The Backstop Commitment. On and subject to the terms and conditions hereof, including entry of the Approval Order, each Commitment Party agrees, severally and not jointly, to fully exercise all Subscription Rights that are issued to it pursuant to the Rights Offering and duly purchase all Rights Offering Shares issuable to it pursuant to such exercise, in accordance with the Rights Offering Procedures and the Plan; provided that any Commitment Party that fails to comply with such obligations shall be liable to each non-Defaulting Commitment Party as a result of such failure to comply.

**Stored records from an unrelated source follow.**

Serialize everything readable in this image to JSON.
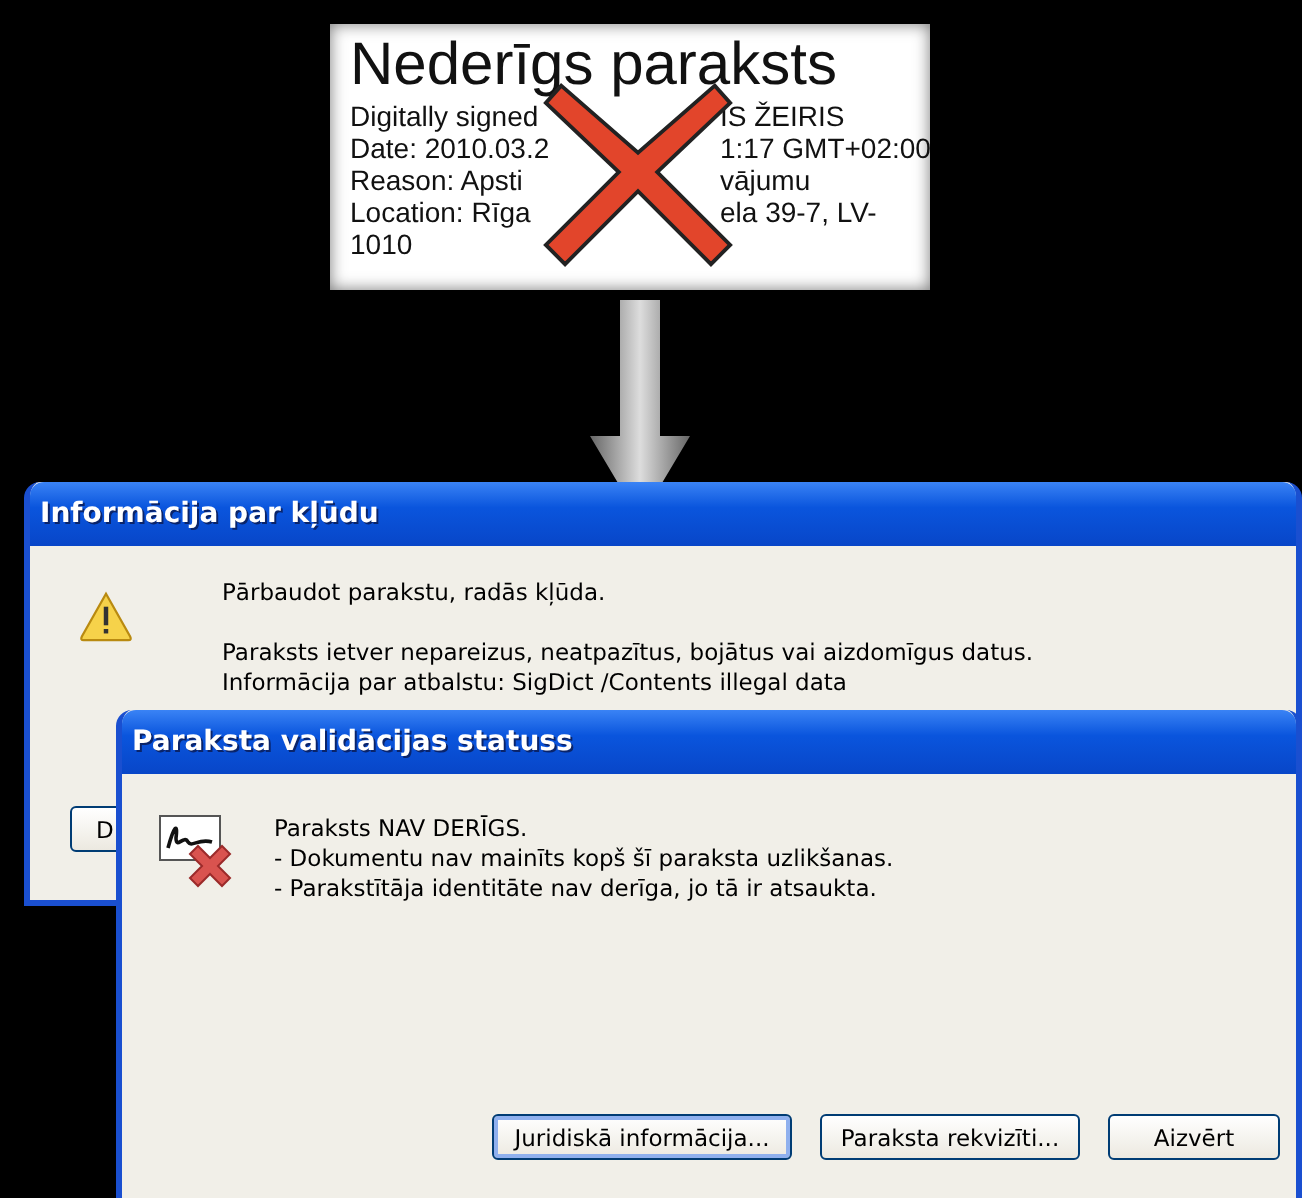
{
  "signature_image": {
    "title": "Nederīgs paraksts",
    "lines": [
      [
        "Digitally signed",
        "IS ŽEIRIS"
      ],
      [
        "Date: 2010.03.2",
        "1:17 GMT+02:00"
      ],
      [
        "Reason: Apsti",
        "vājumu"
      ],
      [
        "Location: Rīga",
        "ela 39-7, LV-"
      ],
      [
        "1010"
      ]
    ]
  },
  "error_dialog": {
    "title": "Informācija par kļūdu",
    "message": "Pārbaudot parakstu, radās kļūda.",
    "details": [
      "Paraksts ietver nepareizus, neatpazītus, bojātus vai aizdomīgus datus.",
      "Informācija par atbalstu: SigDict /Contents illegal data"
    ],
    "button": "D"
  },
  "status_dialog": {
    "title": "Paraksta validācijas statuss",
    "lines": [
      "Paraksts NAV DERĪGS.",
      "- Dokumentu nav mainīts kopš šī paraksta uzlikšanas.",
      "- Parakstītāja identitāte nav derīga, jo tā ir atsaukta."
    ],
    "buttons": [
      {
        "label": "Juridiskā informācija...",
        "selected": true
      },
      {
        "label": "Paraksta rekvizīti...",
        "selected": false
      },
      {
        "label": "Aizvērt",
        "selected": false
      }
    ]
  }
}
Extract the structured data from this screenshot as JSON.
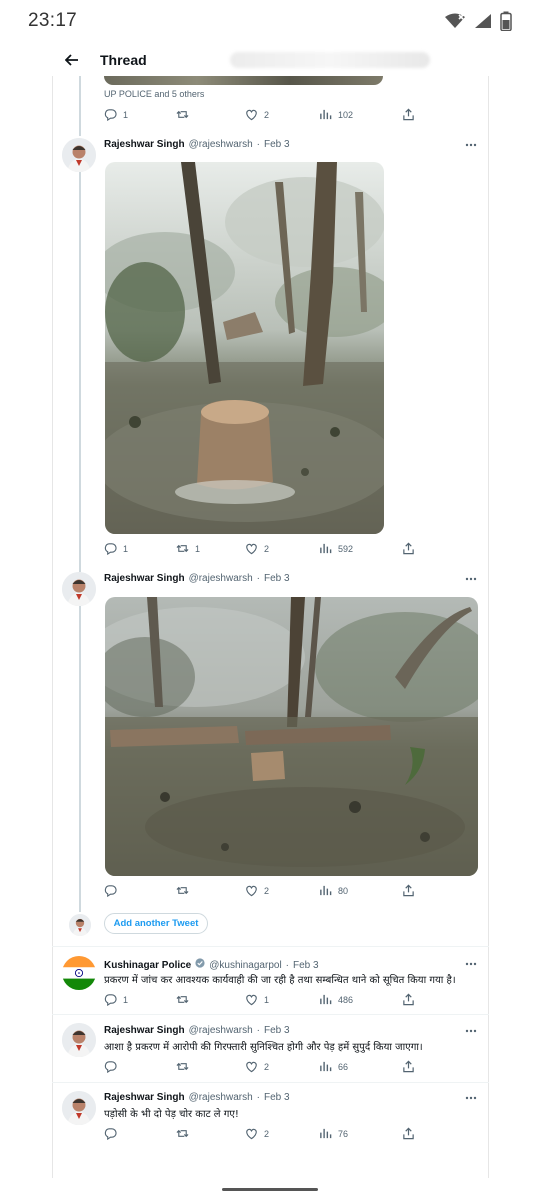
{
  "status_bar": {
    "time": "23:17"
  },
  "header": {
    "title": "Thread"
  },
  "previous_tweet": {
    "context": "UP POLICE and 5 others",
    "replies": "1",
    "retweets": "",
    "likes": "2",
    "views": "102"
  },
  "tweets": [
    {
      "name": "Rajeshwar Singh",
      "handle": "@rajeshwarsh",
      "sep": "·",
      "date": "Feb 3",
      "replies": "1",
      "retweets": "1",
      "likes": "2",
      "views": "592"
    },
    {
      "name": "Rajeshwar Singh",
      "handle": "@rajeshwarsh",
      "sep": "·",
      "date": "Feb 3",
      "replies": "",
      "retweets": "",
      "likes": "2",
      "views": "80"
    }
  ],
  "compose": {
    "add_label": "Add another Tweet"
  },
  "replies": [
    {
      "name": "Kushinagar Police",
      "handle": "@kushinagarpol",
      "sep": "·",
      "date": "Feb 3",
      "text": "प्रकरण में जांच कर आवश्यक कार्यवाही की जा रही है तथा सम्बन्धित थाने को सूचित किया गया है।",
      "replies": "1",
      "retweets": "",
      "likes": "1",
      "views": "486"
    },
    {
      "name": "Rajeshwar Singh",
      "handle": "@rajeshwarsh",
      "sep": "·",
      "date": "Feb 3",
      "text": "आशा है प्रकरण में आरोपी की गिरफ्तारी सुनिश्चित होगी और पेड़ हमें सुपुर्द किया जाएगा।",
      "replies": "",
      "retweets": "",
      "likes": "2",
      "views": "66"
    },
    {
      "name": "Rajeshwar Singh",
      "handle": "@rajeshwarsh",
      "sep": "·",
      "date": "Feb 3",
      "text": "पड़ोसी के भी दो पेड़ चोर काट ले गए!",
      "replies": "",
      "retweets": "",
      "likes": "2",
      "views": "76"
    }
  ],
  "colors": {
    "accent": "#1d9bf0",
    "text": "#0f1419",
    "muted": "#536471",
    "thread_line": "#cfd9de"
  }
}
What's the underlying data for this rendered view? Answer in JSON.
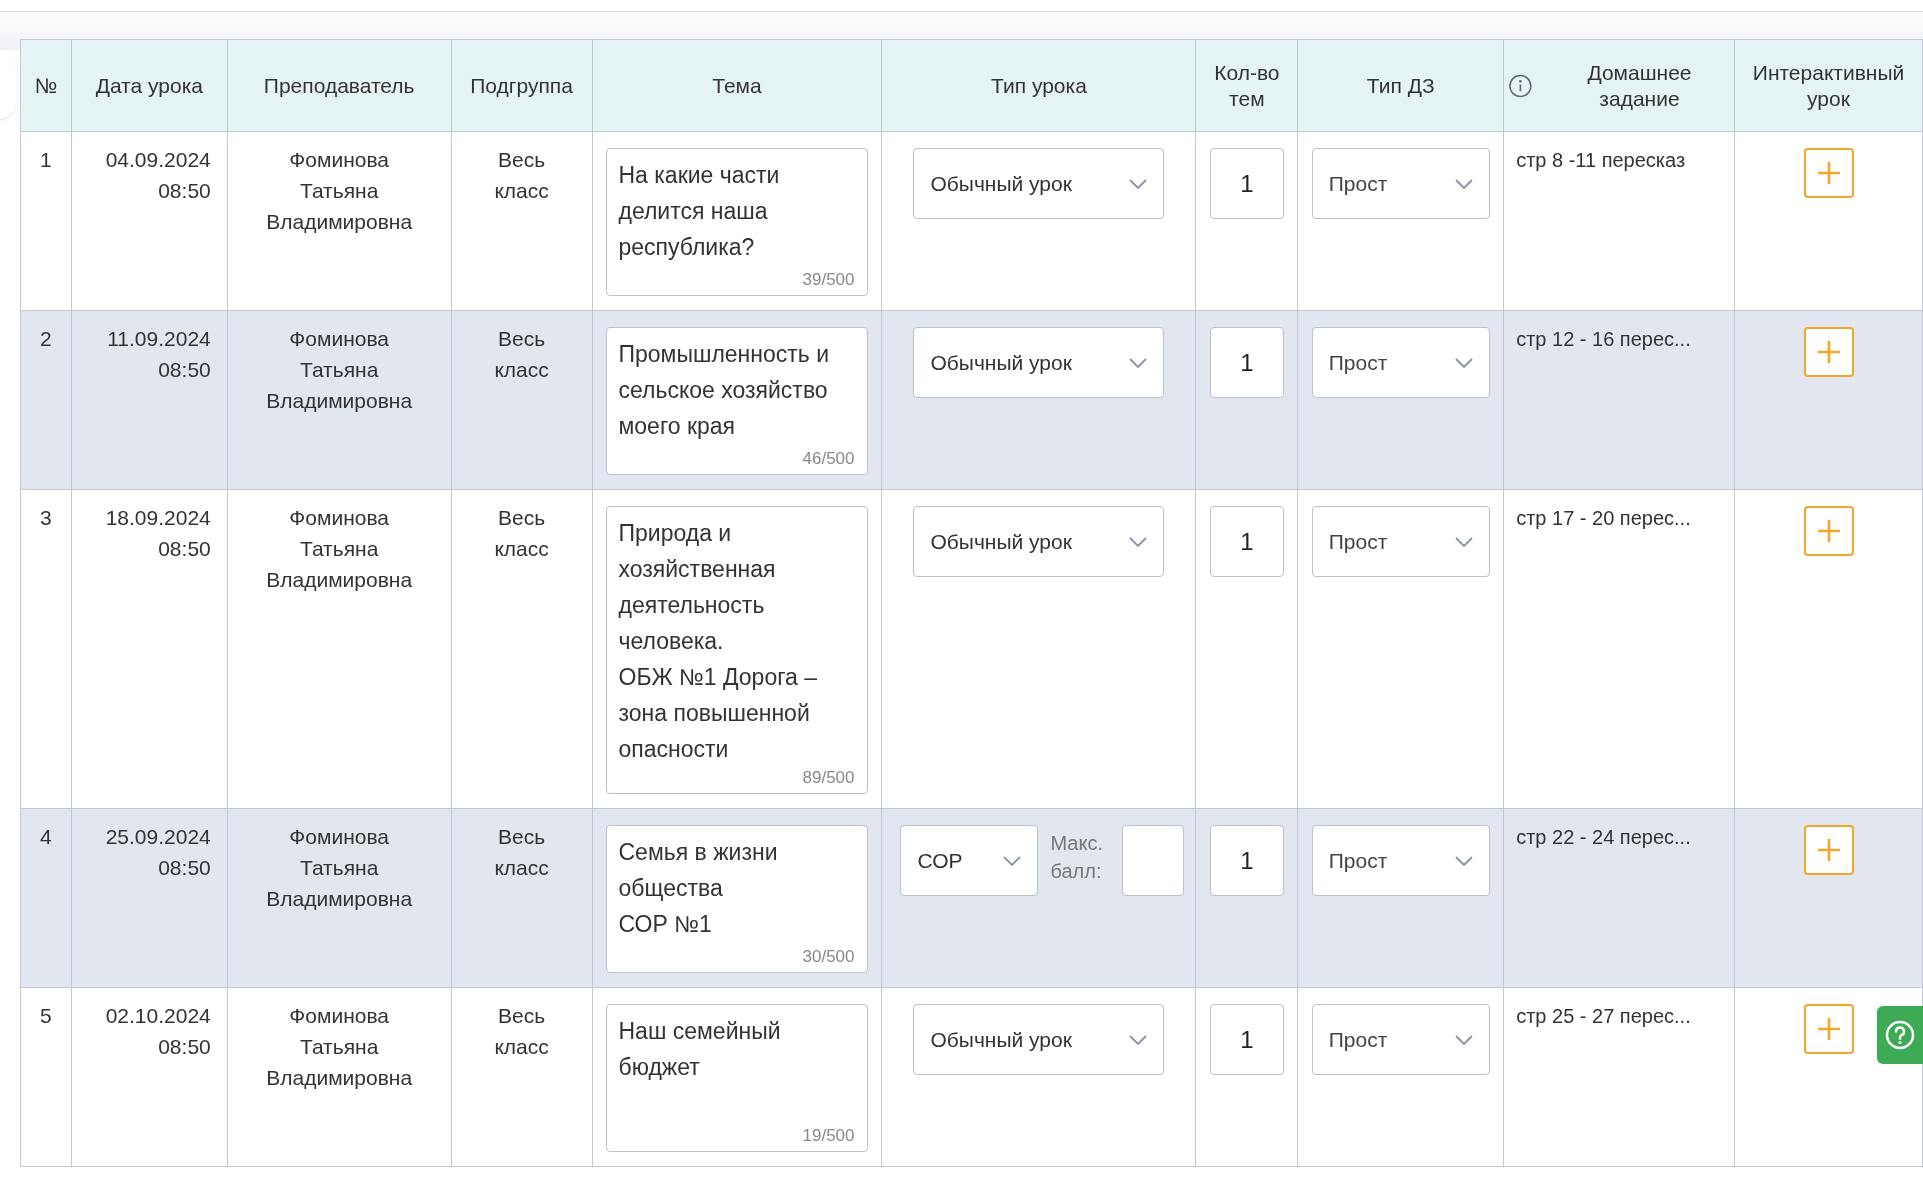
{
  "table": {
    "columns": [
      {
        "label": "№"
      },
      {
        "label": "Дата урока"
      },
      {
        "label": "Преподаватель"
      },
      {
        "label": "Подгруппа"
      },
      {
        "label": "Тема"
      },
      {
        "label": "Тип урока"
      },
      {
        "label": "Кол-во тем"
      },
      {
        "label": "Тип ДЗ"
      },
      {
        "label": "Домашнее задание",
        "info": true
      },
      {
        "label": "Интерактивный урок"
      }
    ],
    "rows": [
      {
        "num": "1",
        "date": "04.09.2024",
        "time": "08:50",
        "teacher": "Фоминова Татьяна Владимировна",
        "group": "Весь класс",
        "topic": "На какие части делится наша республика?",
        "counter": "39/500",
        "lesson_type": {
          "kind": "select",
          "value": "Обычный урок"
        },
        "topics_count": "1",
        "hw_type": "Прост",
        "homework": "стр 8 -11 пересказ"
      },
      {
        "num": "2",
        "date": "11.09.2024",
        "time": "08:50",
        "teacher": "Фоминова Татьяна Владимировна",
        "group": "Весь класс",
        "topic": "Промышленность и сельское хозяйство моего края",
        "counter": "46/500",
        "lesson_type": {
          "kind": "select",
          "value": "Обычный урок"
        },
        "topics_count": "1",
        "hw_type": "Прост",
        "homework": "стр 12 - 16 перес..."
      },
      {
        "num": "3",
        "date": "18.09.2024",
        "time": "08:50",
        "teacher": "Фоминова Татьяна Владимировна",
        "group": "Весь класс",
        "topic": "Природа и хозяйственная деятельность человека.\nОБЖ №1 Дорога – зона повышенной опасности",
        "counter": "89/500",
        "lesson_type": {
          "kind": "select",
          "value": "Обычный урок"
        },
        "topics_count": "1",
        "hw_type": "Прост",
        "homework": "стр 17 - 20 перес..."
      },
      {
        "num": "4",
        "date": "25.09.2024",
        "time": "08:50",
        "teacher": "Фоминова Татьяна Владимировна",
        "group": "Весь класс",
        "topic": "Семья в жизни общества\nСОР №1",
        "counter": "30/500",
        "lesson_type": {
          "kind": "assessment",
          "value": "СОР",
          "max_label": "Макс. балл:"
        },
        "topics_count": "1",
        "hw_type": "Прост",
        "homework": "стр 22 - 24 перес..."
      },
      {
        "num": "5",
        "date": "02.10.2024",
        "time": "08:50",
        "teacher": "Фоминова Татьяна Владимировна",
        "group": "Весь класс",
        "topic": "Наш семейный бюджет",
        "counter": "19/500",
        "lesson_type": {
          "kind": "select",
          "value": "Обычный урок"
        },
        "topics_count": "1",
        "hw_type": "Прост",
        "homework": "стр 25 - 27 перес..."
      }
    ]
  }
}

On and subject to the terms and conditions hereof, including entry of the Confirmation Order, each Commitment Party agrees, severally and not jointly, to purchase, and the Company agrees to sell to such Commitment Party, on the Closing Date for the applicable aggregate Per Share Purchase Price, the number of Unsubscribed Shares equal to (a) such Commitment Party’s Backstop Commitment Percentage multiplied by (b) the aggregate number of Unsubscribed Shares, rounded among the Commitment Parties solely to avoid fractional shares as the Commitment Parties may determine in their sole discretion (provided that in no event shall such rounding reduce the aggregate commitment of such Commitment Parties). The obligations of the Commitment Parties to purchase the Unsubscribed Shares as described in this Section 2.2 shall be referred to as the “Backstop Commitment”.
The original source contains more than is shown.